SAINT-SULPICE ART
L'expression « art Saint-Sulpice » est trompeuse, parce qu'elle englobe dans une même appellation et dans un même discrédit des périodes et des artistes très différents, parce qu'elle confond art de reproduction et de grande diffusion avec les recherches d'un art sacré authentique qui sont continues depuis près de deux siècles.
Au sens propre, l'art sulpicien désigne les objets que l'on vend dans les boutiques spécialisées qui avoisinent l'église du même nom à Paris : art industriel et économique, de médiocre qualité, où la mièvrerie et l'affadissement du style rassurent et portent en quelque sorte le cachet d'un art officiel, orthodoxe et sans excès. Ainsi compris, l'art sulpicien est de tous les temps et chaque effort de renouvellement de l'art religieux sécrète, naturellement, sa contrefaçon. Les vierges et saintes, à l'œil blanc et à l'air pâmé, issues d'Ary Scheffer et de son raphaélisme, les statues de la Vierge de Lourdes, mauvaise traduction du modèle médiocre du pieux sculpteur Cabuchet, les effigies trop sensibles de Thérèse de Lisieux ou de saint Antoine de Padoue, même les œuvres néo-byzantines, pâle reflet de l'expérience menée à Beuron, autant, en somme, de manifestations successives de 1850 à 1920 de l'art dit sulpicien.

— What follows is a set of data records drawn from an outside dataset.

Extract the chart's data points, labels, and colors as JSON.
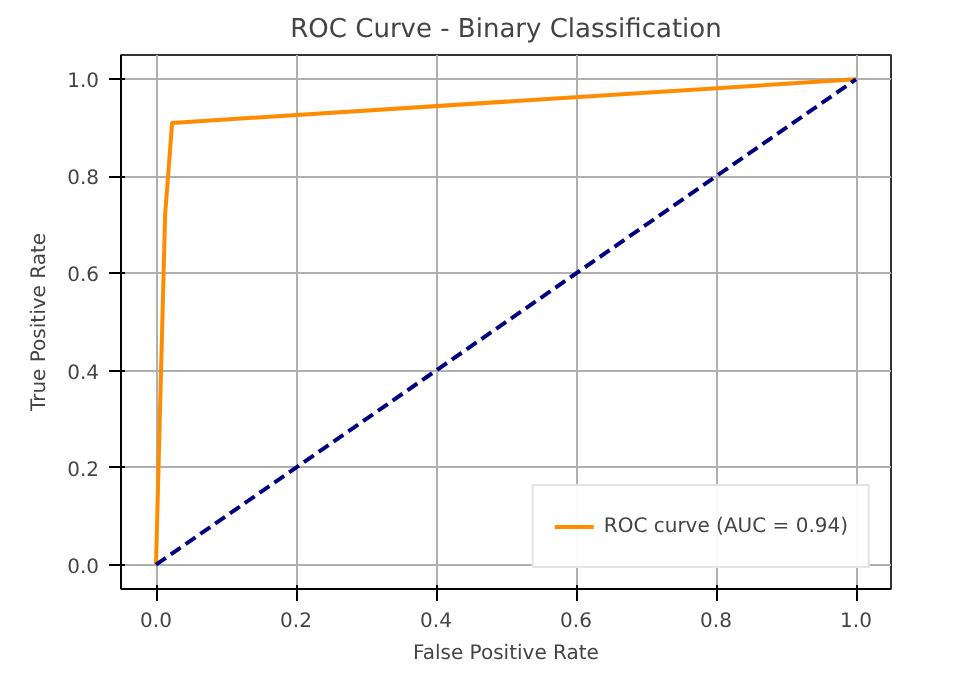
{
  "chart_data": {
    "type": "line",
    "title": "ROC Curve - Binary Classification",
    "xlabel": "False Positive Rate",
    "ylabel": "True Positive Rate",
    "xlim": [
      -0.05,
      1.05
    ],
    "ylim": [
      -0.05,
      1.05
    ],
    "xticks": [
      {
        "value": 0,
        "label": "0.0"
      },
      0.2,
      0.4,
      0.6,
      0.8,
      {
        "value": 1,
        "label": "1.0"
      }
    ],
    "yticks": [
      {
        "value": 0,
        "label": "0.0"
      },
      0.2,
      0.4,
      0.6,
      0.8,
      {
        "value": 1,
        "label": "1.0"
      }
    ],
    "series": [
      {
        "name": "ROC curve (AUC = 0.94)",
        "color": "#ff8c00",
        "x": [
          0,
          0.013,
          0.023,
          1
        ],
        "values": [
          0,
          0.72,
          0.91,
          1
        ],
        "line_style": "solid"
      },
      {
        "color": "#000080",
        "x": [
          0,
          1
        ],
        "values": [
          0,
          1
        ],
        "line_style": "dashed"
      }
    ],
    "grid": true,
    "legend": "bottom right",
    "marker": "none"
  }
}
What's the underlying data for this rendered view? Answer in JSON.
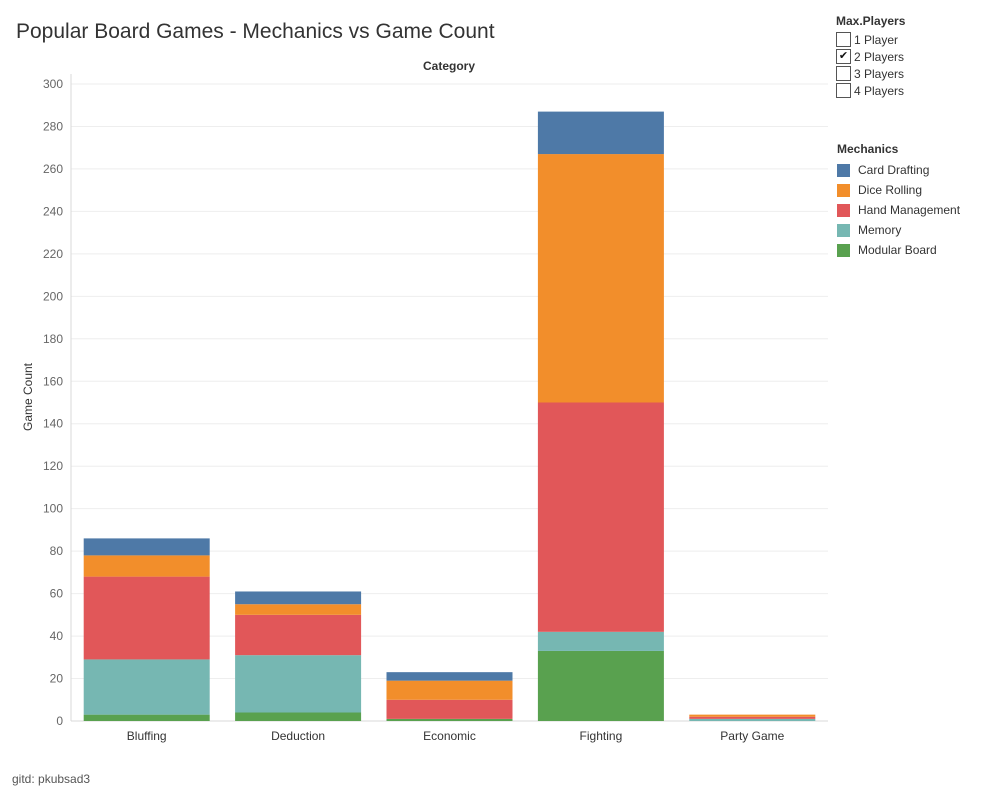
{
  "page": {
    "title": "Popular Board Games - Mechanics vs Game Count",
    "footer": "gitd: pkubsad3"
  },
  "filter": {
    "title": "Max.Players",
    "options": [
      {
        "label": "1 Player",
        "checked": false
      },
      {
        "label": "2 Players",
        "checked": true
      },
      {
        "label": "3 Players",
        "checked": false
      },
      {
        "label": "4 Players",
        "checked": false
      }
    ],
    "check_glyph": "✔"
  },
  "legend": {
    "title": "Mechanics",
    "items": [
      {
        "label": "Card Drafting",
        "color": "#4e79a7"
      },
      {
        "label": "Dice Rolling",
        "color": "#f28e2b"
      },
      {
        "label": "Hand Management",
        "color": "#e15759"
      },
      {
        "label": "Memory",
        "color": "#76b7b2"
      },
      {
        "label": "Modular Board",
        "color": "#59a14f"
      }
    ]
  },
  "chart_data": {
    "type": "bar",
    "stacked": true,
    "title": "Popular Board Games - Mechanics vs Game Count",
    "column_header": "Category",
    "xlabel": "",
    "ylabel": "Game Count",
    "categories": [
      "Bluffing",
      "Deduction",
      "Economic",
      "Fighting",
      "Party Game"
    ],
    "ylim": [
      0,
      300
    ],
    "yticks": [
      0,
      20,
      40,
      60,
      80,
      100,
      120,
      140,
      160,
      180,
      200,
      220,
      240,
      260,
      280,
      300
    ],
    "grid": true,
    "legend_position": "right",
    "series": [
      {
        "name": "Modular Board",
        "color": "#59a14f",
        "values": [
          3,
          4,
          1,
          33,
          0
        ]
      },
      {
        "name": "Memory",
        "color": "#76b7b2",
        "values": [
          26,
          27,
          0,
          9,
          1
        ]
      },
      {
        "name": "Hand Management",
        "color": "#e15759",
        "values": [
          39,
          19,
          9,
          108,
          1
        ]
      },
      {
        "name": "Dice Rolling",
        "color": "#f28e2b",
        "values": [
          10,
          5,
          9,
          117,
          1
        ]
      },
      {
        "name": "Card Drafting",
        "color": "#4e79a7",
        "values": [
          8,
          6,
          4,
          20,
          0
        ]
      }
    ]
  }
}
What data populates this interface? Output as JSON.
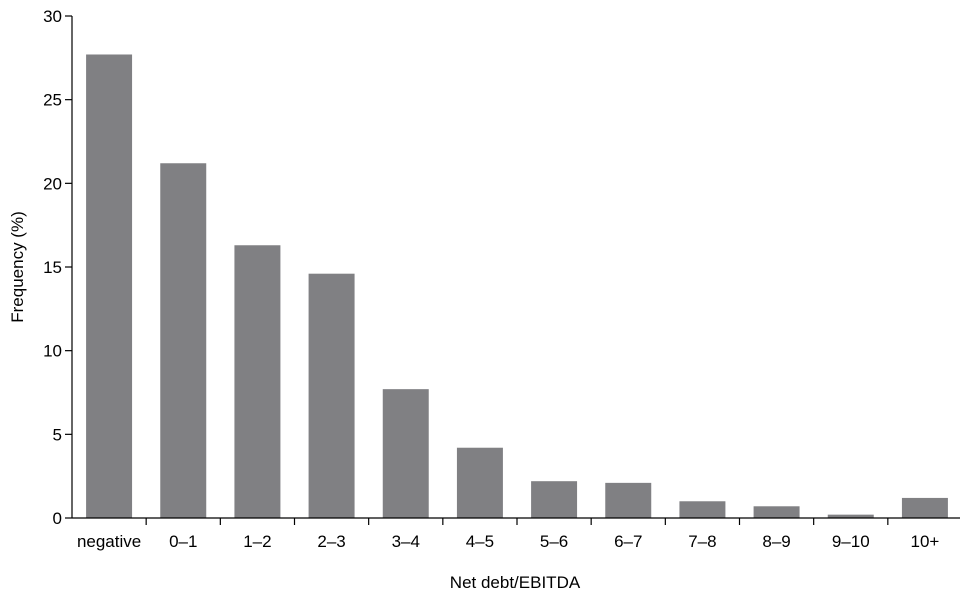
{
  "chart_data": {
    "type": "bar",
    "xlabel": "Net debt/EBITDA",
    "ylabel": "Frequency (%)",
    "categories": [
      "negative",
      "0–1",
      "1–2",
      "2–3",
      "3–4",
      "4–5",
      "5–6",
      "6–7",
      "7–8",
      "8–9",
      "9–10",
      "10+"
    ],
    "values": [
      27.7,
      21.2,
      16.3,
      14.6,
      7.7,
      4.2,
      2.2,
      2.1,
      1.0,
      0.7,
      0.2,
      1.2
    ],
    "ylim": [
      0,
      30
    ],
    "yticks": [
      0,
      5,
      10,
      15,
      20,
      25,
      30
    ],
    "grid": false,
    "legend": "none",
    "colors": {
      "bar": "#808083",
      "axis": "#000000"
    }
  }
}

En fait, l'intérêt de l'art sulpicien n'est pas seulement sociologique ; il est aussi, comme en contretype, le révélateur de l'intérêt que n'a cessé de susciter, contre toute apparence, l'art religieux. Dans la période industrielle et matérialiste qui s'ouvre au xixe siècle, le catholicisme, alors même qu'il doit constamment céder de ses positions officielles, a connu des renouveaux glorieux. Dans les années 1830-1880, on cherche à ressusciter un art religieux authentique, à l'image de la foi restaurée, par les exemples de l'art médiéval. La cathédrale gothique, dans sa pureté du xiiie siècle, Fra Angelico, le peintre qui peint à genoux, seront les modèles sans cesse interrogés et retraduits à travers l'enseignement d'Ingres. Hippolyte Flandrin, Amaury-Duval et, bien sûr, les nazaréens allemands et les préraphaélites anglais sont ainsi à l'origine d'un premier art sulpicien, parfaitement international. L'art sulpicien assumera, dès lors, successivement et trop facilement toutes les tendances artistiques et religieuses du siècle : goût des primitifs, mais aussi volonté de réalisme géographique et ethnique qui, à la suite de Renan, conduit à « hédoniser » l'Évangile (illustrations des bibles de Tissot et de Burnand), religion populaire qui magnifie Joseph, la Madeleine et les saints contemporains, rôle donné à la piété mariale (apparitions de Lourdes et de La Salette, dogme de l'Immaculée Conception), dévotions comme celle de l'ange gardien, tous ces traits de la religiosité du xixe siècle ont évidemment marqué l'iconographie sulpicienne.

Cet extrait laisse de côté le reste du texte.